According to a review on the assessment of the PFM’s role in sexual pain [39], sEMG is not regarded as a practical tool in daily clinical practice, mainly because a special ability is required to analyze the signal in detail. For this reason, we developed the index of pelvic electrophysiological impairment, a sEMG-based measure that quantifies the alterations present in the patient’s PFM activity from a global perspective. In nature, as the IPEI is a distance metric that reflects how far the patient’s PFM electrophysiological condition is from the healthy situation, it can easily be interpreted by clinicians. IPEI decreased from the pretreatment situation to the post-treatment visits, and whereas numerous patients’ IPEI values were outside the healthy range at the first follow-up visits, almost all the subjects’ IPEIs were within it at the end of the study. These results show that the alterations present in the patients’ electrophysiological PFM condition before treatment were mitigated after BoNT/A infiltration. According to the VAS scores, the patients’ painful symptoms also decreased after treatment, showing an agreement between the changes in the patients’ PFM electrophysiological condition and their clinical status.

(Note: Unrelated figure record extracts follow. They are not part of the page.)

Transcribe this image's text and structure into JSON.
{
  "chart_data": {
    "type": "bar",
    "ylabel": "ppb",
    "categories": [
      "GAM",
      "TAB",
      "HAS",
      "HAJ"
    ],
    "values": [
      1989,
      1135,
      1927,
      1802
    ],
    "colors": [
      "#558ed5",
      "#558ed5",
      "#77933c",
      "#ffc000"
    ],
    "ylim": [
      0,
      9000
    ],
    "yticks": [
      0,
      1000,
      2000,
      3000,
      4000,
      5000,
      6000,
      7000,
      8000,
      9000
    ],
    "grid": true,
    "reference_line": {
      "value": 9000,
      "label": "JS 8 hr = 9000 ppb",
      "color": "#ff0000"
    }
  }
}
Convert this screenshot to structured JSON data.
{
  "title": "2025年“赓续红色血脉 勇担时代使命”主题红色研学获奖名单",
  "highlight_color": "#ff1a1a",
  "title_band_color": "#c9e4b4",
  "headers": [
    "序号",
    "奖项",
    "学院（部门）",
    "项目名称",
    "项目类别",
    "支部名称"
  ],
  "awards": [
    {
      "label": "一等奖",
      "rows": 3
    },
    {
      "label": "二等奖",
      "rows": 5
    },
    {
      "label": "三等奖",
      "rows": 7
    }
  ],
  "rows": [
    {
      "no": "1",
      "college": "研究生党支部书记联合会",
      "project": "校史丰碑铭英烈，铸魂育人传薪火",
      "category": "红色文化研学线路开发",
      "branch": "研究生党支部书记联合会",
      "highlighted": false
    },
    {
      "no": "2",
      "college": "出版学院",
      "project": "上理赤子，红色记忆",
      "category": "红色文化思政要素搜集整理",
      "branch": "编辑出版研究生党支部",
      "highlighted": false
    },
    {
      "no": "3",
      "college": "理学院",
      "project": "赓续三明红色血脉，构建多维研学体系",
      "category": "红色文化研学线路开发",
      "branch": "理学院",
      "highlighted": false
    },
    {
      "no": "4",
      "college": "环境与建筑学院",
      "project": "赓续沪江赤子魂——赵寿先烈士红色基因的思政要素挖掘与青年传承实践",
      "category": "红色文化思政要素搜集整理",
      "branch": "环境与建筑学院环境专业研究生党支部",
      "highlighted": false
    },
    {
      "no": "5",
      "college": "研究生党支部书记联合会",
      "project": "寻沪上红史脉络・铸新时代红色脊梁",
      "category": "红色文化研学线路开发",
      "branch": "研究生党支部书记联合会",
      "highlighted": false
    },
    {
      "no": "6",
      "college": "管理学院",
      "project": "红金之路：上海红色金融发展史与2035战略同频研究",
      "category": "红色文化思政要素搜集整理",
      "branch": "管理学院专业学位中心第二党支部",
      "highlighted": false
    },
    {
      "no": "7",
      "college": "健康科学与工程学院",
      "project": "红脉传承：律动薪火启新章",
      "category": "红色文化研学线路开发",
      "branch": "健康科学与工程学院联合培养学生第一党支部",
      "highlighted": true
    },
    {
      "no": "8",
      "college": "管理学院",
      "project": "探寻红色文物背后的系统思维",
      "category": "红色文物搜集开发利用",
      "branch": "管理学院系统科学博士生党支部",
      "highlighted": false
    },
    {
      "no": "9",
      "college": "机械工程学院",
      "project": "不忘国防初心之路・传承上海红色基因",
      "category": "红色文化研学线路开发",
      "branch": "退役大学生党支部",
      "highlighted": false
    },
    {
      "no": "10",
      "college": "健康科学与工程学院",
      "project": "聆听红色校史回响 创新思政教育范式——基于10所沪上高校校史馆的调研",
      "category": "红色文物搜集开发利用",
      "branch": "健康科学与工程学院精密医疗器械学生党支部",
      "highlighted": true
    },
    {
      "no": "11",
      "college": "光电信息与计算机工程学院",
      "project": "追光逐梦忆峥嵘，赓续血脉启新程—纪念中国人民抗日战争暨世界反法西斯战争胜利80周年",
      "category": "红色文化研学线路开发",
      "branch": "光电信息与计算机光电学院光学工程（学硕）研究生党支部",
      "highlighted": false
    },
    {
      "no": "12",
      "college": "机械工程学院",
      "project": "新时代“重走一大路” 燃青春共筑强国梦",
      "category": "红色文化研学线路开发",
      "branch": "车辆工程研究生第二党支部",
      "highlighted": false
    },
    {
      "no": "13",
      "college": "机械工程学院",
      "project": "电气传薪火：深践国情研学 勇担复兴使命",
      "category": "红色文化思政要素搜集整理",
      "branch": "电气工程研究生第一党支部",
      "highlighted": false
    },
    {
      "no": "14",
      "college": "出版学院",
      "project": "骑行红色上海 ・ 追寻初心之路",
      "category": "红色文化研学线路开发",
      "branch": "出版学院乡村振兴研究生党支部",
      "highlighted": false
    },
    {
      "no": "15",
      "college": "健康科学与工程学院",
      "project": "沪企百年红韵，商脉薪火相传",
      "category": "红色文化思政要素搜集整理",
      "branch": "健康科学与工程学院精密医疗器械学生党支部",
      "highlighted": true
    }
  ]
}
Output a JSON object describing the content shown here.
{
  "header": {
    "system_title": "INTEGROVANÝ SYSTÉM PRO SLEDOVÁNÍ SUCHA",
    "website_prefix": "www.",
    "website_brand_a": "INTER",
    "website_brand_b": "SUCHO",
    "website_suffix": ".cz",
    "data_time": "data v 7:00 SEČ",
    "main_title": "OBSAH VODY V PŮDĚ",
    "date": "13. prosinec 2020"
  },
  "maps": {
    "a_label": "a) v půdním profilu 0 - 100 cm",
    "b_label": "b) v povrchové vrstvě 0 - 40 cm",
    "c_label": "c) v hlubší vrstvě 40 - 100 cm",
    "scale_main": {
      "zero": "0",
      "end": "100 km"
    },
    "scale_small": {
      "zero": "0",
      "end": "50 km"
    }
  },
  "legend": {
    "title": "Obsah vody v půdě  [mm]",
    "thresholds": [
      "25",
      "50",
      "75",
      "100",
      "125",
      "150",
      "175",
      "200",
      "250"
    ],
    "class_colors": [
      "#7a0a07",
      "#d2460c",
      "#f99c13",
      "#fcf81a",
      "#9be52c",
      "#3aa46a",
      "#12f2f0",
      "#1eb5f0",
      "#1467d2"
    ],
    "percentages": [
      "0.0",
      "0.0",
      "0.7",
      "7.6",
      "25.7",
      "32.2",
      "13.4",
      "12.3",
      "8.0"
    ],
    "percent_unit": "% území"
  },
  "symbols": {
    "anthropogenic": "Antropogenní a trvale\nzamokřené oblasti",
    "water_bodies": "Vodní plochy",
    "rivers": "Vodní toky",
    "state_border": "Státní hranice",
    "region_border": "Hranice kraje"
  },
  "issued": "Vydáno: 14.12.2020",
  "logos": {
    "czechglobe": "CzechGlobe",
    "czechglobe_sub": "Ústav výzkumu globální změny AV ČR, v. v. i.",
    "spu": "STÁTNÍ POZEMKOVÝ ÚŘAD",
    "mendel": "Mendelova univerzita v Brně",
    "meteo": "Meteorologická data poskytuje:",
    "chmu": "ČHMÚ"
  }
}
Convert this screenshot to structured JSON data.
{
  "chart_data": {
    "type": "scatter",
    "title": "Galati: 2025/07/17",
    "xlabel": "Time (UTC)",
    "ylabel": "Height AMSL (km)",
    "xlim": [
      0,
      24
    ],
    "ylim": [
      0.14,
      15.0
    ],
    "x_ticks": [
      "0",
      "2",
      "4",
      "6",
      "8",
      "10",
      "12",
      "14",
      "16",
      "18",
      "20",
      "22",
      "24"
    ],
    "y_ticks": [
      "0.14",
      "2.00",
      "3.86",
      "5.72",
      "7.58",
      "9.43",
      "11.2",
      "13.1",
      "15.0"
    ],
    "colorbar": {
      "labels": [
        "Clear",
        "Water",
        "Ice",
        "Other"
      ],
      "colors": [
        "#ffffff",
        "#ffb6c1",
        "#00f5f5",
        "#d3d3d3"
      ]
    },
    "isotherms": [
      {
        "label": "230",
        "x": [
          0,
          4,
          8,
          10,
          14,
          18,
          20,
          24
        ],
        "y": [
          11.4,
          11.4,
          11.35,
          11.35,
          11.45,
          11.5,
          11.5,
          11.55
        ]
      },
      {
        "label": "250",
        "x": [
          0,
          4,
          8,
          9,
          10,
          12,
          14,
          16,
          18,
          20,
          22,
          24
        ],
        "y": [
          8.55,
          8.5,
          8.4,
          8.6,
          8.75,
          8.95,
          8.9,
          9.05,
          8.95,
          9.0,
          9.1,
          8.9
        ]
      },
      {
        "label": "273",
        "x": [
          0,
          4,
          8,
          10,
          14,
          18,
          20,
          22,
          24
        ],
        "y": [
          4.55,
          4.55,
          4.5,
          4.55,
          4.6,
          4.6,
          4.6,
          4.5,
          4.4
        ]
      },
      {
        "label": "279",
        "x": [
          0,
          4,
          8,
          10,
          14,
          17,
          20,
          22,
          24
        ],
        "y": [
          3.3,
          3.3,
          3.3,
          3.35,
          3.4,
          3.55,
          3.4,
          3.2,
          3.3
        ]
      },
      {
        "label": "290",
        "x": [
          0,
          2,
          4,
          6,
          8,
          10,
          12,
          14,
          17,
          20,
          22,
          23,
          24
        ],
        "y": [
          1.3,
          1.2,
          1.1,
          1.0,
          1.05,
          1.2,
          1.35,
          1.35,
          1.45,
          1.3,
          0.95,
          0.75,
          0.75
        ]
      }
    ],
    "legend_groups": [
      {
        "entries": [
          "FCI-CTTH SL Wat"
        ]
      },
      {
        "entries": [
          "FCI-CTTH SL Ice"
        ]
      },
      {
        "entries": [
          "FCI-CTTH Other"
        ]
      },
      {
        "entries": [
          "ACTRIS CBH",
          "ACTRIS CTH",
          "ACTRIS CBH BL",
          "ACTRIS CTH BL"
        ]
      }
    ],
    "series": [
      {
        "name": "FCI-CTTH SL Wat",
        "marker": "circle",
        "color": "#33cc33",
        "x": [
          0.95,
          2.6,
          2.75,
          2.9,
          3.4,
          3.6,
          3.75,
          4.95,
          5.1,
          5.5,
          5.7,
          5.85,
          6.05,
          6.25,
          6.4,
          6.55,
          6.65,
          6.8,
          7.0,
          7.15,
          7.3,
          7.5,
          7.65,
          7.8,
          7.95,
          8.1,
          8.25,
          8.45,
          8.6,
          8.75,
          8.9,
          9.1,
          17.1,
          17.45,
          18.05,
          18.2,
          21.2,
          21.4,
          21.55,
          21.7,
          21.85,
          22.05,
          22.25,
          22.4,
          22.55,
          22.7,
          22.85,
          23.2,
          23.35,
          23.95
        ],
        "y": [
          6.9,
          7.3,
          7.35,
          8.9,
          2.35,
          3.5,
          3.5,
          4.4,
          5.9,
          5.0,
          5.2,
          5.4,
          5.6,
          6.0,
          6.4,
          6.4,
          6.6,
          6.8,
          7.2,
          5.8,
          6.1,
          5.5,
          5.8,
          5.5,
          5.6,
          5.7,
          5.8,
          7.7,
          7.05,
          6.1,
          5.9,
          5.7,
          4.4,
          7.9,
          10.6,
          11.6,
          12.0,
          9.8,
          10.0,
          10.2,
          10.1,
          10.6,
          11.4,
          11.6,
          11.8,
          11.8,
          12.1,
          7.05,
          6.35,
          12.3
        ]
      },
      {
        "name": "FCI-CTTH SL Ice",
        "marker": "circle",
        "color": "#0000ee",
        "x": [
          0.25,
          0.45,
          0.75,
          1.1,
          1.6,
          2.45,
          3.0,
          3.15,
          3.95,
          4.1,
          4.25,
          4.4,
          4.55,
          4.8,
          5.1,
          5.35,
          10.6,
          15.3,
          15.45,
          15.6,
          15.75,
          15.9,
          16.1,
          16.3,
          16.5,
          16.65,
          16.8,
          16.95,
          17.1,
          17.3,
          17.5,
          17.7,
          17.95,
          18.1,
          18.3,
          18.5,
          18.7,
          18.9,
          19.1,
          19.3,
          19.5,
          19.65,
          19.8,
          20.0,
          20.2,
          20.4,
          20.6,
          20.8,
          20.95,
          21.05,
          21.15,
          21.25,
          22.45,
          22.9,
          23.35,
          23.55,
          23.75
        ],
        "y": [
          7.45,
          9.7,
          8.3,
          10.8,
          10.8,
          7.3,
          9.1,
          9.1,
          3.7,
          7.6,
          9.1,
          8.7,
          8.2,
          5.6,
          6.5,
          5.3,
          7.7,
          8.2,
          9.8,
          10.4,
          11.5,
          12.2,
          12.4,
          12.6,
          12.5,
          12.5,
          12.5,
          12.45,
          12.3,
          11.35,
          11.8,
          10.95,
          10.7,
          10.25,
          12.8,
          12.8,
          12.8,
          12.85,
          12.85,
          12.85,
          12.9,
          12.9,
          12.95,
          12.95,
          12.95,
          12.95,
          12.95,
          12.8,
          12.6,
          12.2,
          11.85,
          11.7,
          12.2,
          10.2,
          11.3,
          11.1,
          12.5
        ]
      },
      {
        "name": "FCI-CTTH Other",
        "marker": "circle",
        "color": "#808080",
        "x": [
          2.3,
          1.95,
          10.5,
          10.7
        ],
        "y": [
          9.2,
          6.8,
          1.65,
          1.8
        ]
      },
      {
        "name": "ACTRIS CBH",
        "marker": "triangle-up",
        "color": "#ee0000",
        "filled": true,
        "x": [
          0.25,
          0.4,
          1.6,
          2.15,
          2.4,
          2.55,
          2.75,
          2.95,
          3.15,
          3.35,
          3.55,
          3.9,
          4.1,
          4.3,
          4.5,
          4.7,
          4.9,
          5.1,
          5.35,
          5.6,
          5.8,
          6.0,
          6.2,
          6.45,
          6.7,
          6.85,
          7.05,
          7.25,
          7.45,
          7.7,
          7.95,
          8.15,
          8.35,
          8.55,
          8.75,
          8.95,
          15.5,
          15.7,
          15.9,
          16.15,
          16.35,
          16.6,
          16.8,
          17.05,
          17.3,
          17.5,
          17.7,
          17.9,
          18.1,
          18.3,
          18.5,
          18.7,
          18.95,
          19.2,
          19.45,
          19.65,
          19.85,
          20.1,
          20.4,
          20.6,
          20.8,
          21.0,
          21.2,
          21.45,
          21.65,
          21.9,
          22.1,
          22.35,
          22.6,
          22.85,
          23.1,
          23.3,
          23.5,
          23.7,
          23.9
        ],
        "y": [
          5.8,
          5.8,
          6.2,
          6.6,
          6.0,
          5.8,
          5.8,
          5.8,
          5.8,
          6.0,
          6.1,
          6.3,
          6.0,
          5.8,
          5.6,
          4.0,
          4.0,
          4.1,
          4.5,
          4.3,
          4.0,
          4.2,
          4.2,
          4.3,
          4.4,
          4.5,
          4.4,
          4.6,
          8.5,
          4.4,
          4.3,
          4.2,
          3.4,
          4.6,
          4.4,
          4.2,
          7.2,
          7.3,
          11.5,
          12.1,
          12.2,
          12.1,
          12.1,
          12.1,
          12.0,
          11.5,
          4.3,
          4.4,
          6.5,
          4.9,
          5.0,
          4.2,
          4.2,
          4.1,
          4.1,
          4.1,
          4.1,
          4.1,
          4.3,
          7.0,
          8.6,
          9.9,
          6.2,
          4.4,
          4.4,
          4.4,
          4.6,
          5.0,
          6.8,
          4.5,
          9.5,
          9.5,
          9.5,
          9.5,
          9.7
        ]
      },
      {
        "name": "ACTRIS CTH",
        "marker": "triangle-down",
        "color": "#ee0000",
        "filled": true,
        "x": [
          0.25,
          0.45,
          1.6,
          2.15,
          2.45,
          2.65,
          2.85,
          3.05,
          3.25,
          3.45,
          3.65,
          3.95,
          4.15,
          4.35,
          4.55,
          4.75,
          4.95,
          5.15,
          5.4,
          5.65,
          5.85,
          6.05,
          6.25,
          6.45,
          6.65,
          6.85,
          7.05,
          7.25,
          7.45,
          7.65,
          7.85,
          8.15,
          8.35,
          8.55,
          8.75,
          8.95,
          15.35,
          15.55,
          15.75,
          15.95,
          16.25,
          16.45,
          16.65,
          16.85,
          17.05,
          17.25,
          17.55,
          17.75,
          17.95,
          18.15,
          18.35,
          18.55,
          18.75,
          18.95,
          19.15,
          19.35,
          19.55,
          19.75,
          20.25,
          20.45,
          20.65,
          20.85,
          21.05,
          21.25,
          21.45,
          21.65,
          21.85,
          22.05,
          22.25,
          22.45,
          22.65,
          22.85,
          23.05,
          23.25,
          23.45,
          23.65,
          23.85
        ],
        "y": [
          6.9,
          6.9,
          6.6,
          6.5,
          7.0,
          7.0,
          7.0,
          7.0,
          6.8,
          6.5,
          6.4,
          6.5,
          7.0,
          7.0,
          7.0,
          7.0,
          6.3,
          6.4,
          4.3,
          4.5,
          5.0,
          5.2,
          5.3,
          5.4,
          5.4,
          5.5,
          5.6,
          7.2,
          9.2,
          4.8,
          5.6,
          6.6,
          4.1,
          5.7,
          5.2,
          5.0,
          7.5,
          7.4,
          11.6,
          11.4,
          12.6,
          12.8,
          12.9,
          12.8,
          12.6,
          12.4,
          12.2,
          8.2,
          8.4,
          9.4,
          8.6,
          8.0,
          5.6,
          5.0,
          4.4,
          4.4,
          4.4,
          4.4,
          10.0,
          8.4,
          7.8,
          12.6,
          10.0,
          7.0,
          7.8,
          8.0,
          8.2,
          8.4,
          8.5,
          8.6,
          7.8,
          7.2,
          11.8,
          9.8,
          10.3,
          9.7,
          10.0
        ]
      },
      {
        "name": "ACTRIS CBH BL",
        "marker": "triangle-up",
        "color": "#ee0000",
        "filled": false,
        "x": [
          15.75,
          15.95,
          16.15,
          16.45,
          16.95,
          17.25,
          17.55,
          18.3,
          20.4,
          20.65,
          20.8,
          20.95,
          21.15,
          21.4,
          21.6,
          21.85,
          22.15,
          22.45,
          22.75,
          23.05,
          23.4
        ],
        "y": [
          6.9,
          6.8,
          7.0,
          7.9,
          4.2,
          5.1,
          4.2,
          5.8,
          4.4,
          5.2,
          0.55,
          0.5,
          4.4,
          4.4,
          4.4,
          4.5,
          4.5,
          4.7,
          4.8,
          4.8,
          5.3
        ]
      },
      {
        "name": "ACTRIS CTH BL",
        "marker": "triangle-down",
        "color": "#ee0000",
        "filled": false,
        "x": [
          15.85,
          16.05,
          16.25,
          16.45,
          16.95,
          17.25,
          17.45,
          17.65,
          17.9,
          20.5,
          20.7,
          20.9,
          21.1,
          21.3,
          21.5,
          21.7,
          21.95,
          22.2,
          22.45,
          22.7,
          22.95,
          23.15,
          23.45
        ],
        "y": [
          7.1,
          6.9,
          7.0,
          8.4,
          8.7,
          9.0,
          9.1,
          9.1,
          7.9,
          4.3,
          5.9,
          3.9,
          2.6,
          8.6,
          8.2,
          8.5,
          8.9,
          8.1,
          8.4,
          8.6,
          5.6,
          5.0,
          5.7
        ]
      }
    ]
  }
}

Significant differences in the patients’ electrophysiological PFM condition before and after BoNT/A infiltration, as well as those in healthy subjects, were found by means of sEMG signals recorded with external adhesive electrodes. This suggests that the activity of the deepest PFM (injected site) significantly contributes to the signal recorded by the electrodes and is not masked by the activity of neighboring muscles or the most superficial PFM bundles. This is an important outcome, since, as opposed to vaginal and anal probes, recording with these electrodes is not an intracavitary technique, which facilitates their acceptance by the patients and their clinical use.

5. Conclusions

In this work, relevant changes in the PFM myoelectrical activity of CPP patients were identified after their treatment with BoNT/A: a reduction of its energy, a shift of the spectral content towards higher frequencies and an increase in its information complexity. These changes were more evident during PFM contractions than at rest and lasted at least for the 24 weeks of the follow-up period, when BoNT/A effects were usually maximal. They may be associated with fewer muscle fibers available to develop action potentials, a drop in muscle fatigue and muscle fiber synchronization and the appearance of fibrillatory potentials after BoNT/A chemical denervation.

Whereas BoNT/A was injected at a single point of the PFM, significant changes in the patients’ sEMG were found on all PFM sides, suggesting the diffusion of the toxin. This implies that surface electromyography can also provide useful information on the distribution of BoNT/A in the PFM in treatment for CPP.

The PFM activity of CPP patients was compared with that of healthy women with similar demographic and obstetric characteristics, and a clinically comprehensible metric was developed to quantify the patients’ PFM electrophysiological impairment. This was significant before treatment and decreased after it, becoming insignificant with respect to the healthy condition. This suggests that, apart from the positive effect of BoNT/A on pain management, it brings PFM electrophysiological activity to a state more similar to that of a non-pathological condition.

This study showed the usefulness of recording sEMG by adhesive electrodes to monitor the PFM electrophysiological condition of patients with CPP treated with BoNT/A. Its use could also be extended to assess the effects of other CPP therapies and may also be helpful for the diagnosis of other PFM disorders.